Categorical random effects with lme4
The aim of this post is to see how to fit mixed effect models with varying effects when the explanatory variable that varies is a categorical variables. For instance imagine the following R formula:
\[y \sim X1 + (X1 | Group)\]Where X1 is a categorical variable like sex, treatment or nationality.

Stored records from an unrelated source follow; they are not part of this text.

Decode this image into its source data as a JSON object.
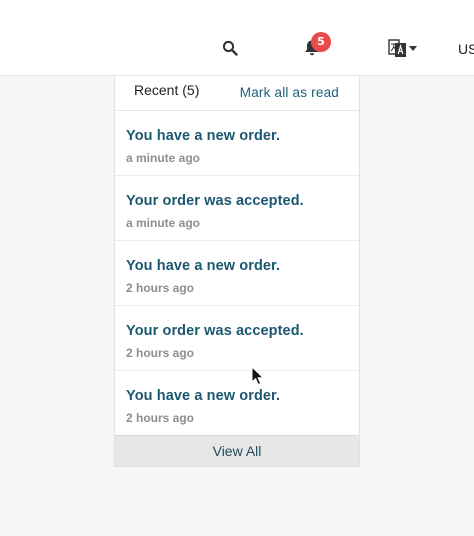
{
  "topbar": {
    "icons": {
      "search": "search-icon",
      "notifications": "bell-icon",
      "language": "translate-icon"
    },
    "notification_count": "5",
    "currency_label": "USD"
  },
  "dropdown": {
    "tab_recent_label": "Recent (5)",
    "mark_all_label": "Mark all as read",
    "items": [
      {
        "title": "You have a new order.",
        "time": "a minute ago"
      },
      {
        "title": "Your order was accepted.",
        "time": "a minute ago"
      },
      {
        "title": "You have a new order.",
        "time": "2 hours ago"
      },
      {
        "title": "Your order was accepted.",
        "time": "2 hours ago"
      },
      {
        "title": "You have a new order.",
        "time": "2 hours ago"
      }
    ],
    "view_all_label": "View All"
  },
  "colors": {
    "accent": "#1b5870",
    "badge": "#e94b4b",
    "muted": "#8e8e8e"
  }
}
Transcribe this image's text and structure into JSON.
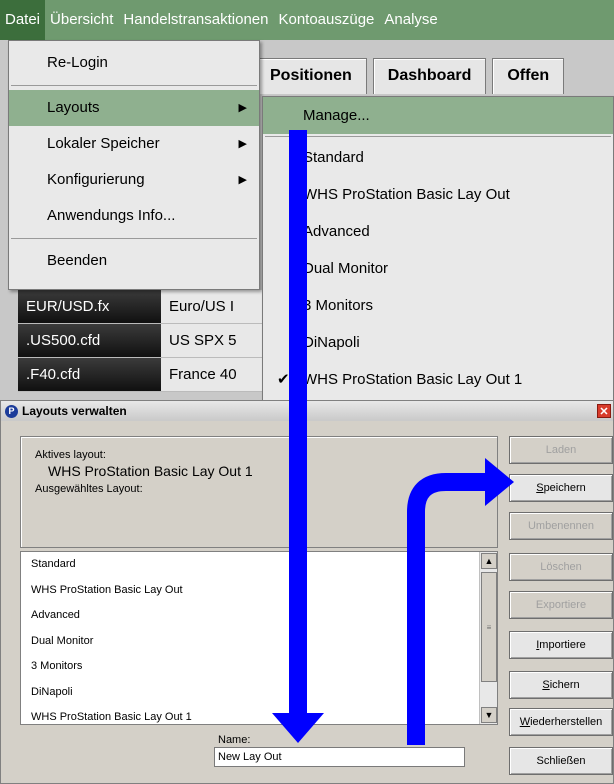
{
  "menubar": {
    "items": [
      "Datei",
      "Übersicht",
      "Handelstransaktionen",
      "Kontoauszüge",
      "Analyse"
    ]
  },
  "tabs": [
    "Positionen",
    "Dashboard",
    "Offen"
  ],
  "quotes": [
    {
      "symbol": "EUR/USD.fx",
      "name": "Euro/US I"
    },
    {
      "symbol": ".US500.cfd",
      "name": "US SPX 5"
    },
    {
      "symbol": ".F40.cfd",
      "name": "France 40"
    }
  ],
  "file_menu": {
    "relogin": "Re-Login",
    "layouts": "Layouts",
    "local_storage": "Lokaler Speicher",
    "configuration": "Konfigurierung",
    "app_info": "Anwendungs Info...",
    "exit": "Beenden"
  },
  "layouts_submenu": {
    "manage": "Manage...",
    "items": [
      "Standard",
      "WHS ProStation Basic Lay Out",
      "Advanced",
      "Dual Monitor",
      "3 Monitors",
      "DiNapoli",
      "WHS ProStation Basic Lay Out 1"
    ],
    "checked_index": 6
  },
  "dialog": {
    "title": "Layouts verwalten",
    "active_layout_label": "Aktives layout:",
    "active_layout_value": "WHS ProStation Basic Lay Out 1",
    "selected_layout_label": "Ausgewähltes Layout:",
    "list": [
      "Standard",
      "WHS ProStation Basic Lay Out",
      "Advanced",
      "Dual Monitor",
      "3 Monitors",
      "DiNapoli",
      "WHS ProStation Basic Lay Out 1"
    ],
    "name_label": "Name:",
    "name_value": "New Lay Out",
    "buttons": {
      "load": "Laden",
      "save": "Speichern",
      "rename": "Umbenennen",
      "delete": "Löschen",
      "export": "Exportiere",
      "import": "Importiere",
      "backup": "Sichern",
      "restore": "Wiederherstellen",
      "close": "Schließen"
    }
  },
  "colors": {
    "menubar": "#6f9a6f",
    "highlight": "#8fb08f",
    "arrow": "#0000ff"
  }
}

First example: full factorial design
In this first example we will put together some simulated data from a full factorial design meaning that all groups (say all individuals) have data for all levels of the categorical variables. This can happen for example if you tested the speed of one operation from different workers using different kind of machines.
#load the libraries
library(MASS)
library(lme4)
library(lattice)
library(brms)
library(ggplot2)
library(gridExtra)
#a function to create appropriate variance-covariance matrices
#adapted from here: https://stats.stackexchange.com/questions/2746/how-to-efficiently-generate-random-positive-semidefinite-correlation-matrices
posDef <- function(d, k, corr = FALSE){
W <- matrix(rnorm(d*k),ncol=k)
S <- tcrossprod(W)
diag(S) <- diag(S) + runif(d)
if(corr){
S <- cov2cor(S)
}
return(S)
}
set.seed(20171105)
N <- 120 #number of observations
J <- 12 #number of workers
dat <- data.frame(Machine = factor(rep(letters[1:3],times=40)))
modmat <- model.matrix(~.,dat) #the model matrix
dat$Ind_ID <- rep(1:J,each=N/J) #add the worker ID to the data frame
xtabs(~Ind_ID+Machine,dat) #to check the design
## Machine
## Ind_ID a b c
## 1 4 3 3
## 2 3 4 3
## 3 3 3 4
## 4 4 3 3
## 5 3 4 3
## 6 3 3 4
## 7 4 3 3
## 8 3 4 3
## 9 3 3 4
## 10 4 3 3
## 11 3 4 3
## 12 3 3 4
#the coefficient for the regression
mu_b <- c(1,3,-4) #these are the population-level coefficients, the average operation time parameters
sigma_b <- posDef(3,2) #this is the variance-covariance matrix, how variable are the population-level coefficients
betas <- mvrnorm(n = J, mu = mu_b, Sigma = sigma_b) #sample for each worker the effect of working on the different machines
#the predicted values
linpred <- rowSums(modmat * betas[dat$Ind_ID,])
#simulate some response
dat$Time <- rnorm(N,linpred,1)
The tricky part to get at this point is the generation of the worker-level coefficients. One need to imagine that there is a population of worker out there and that there is some average operating time per machine types at the population-level. These average operating time is what we set in the mu_b object. Now, we assume that single worker would deviate from this population average and we encapsulate this deviation in the variance-covariance sigma_b matrix. A key point to note is that the operating time may not deviate independetly form one another. For example worker better than average with machine a might worse than average with machine b. This is what the covariance indicates.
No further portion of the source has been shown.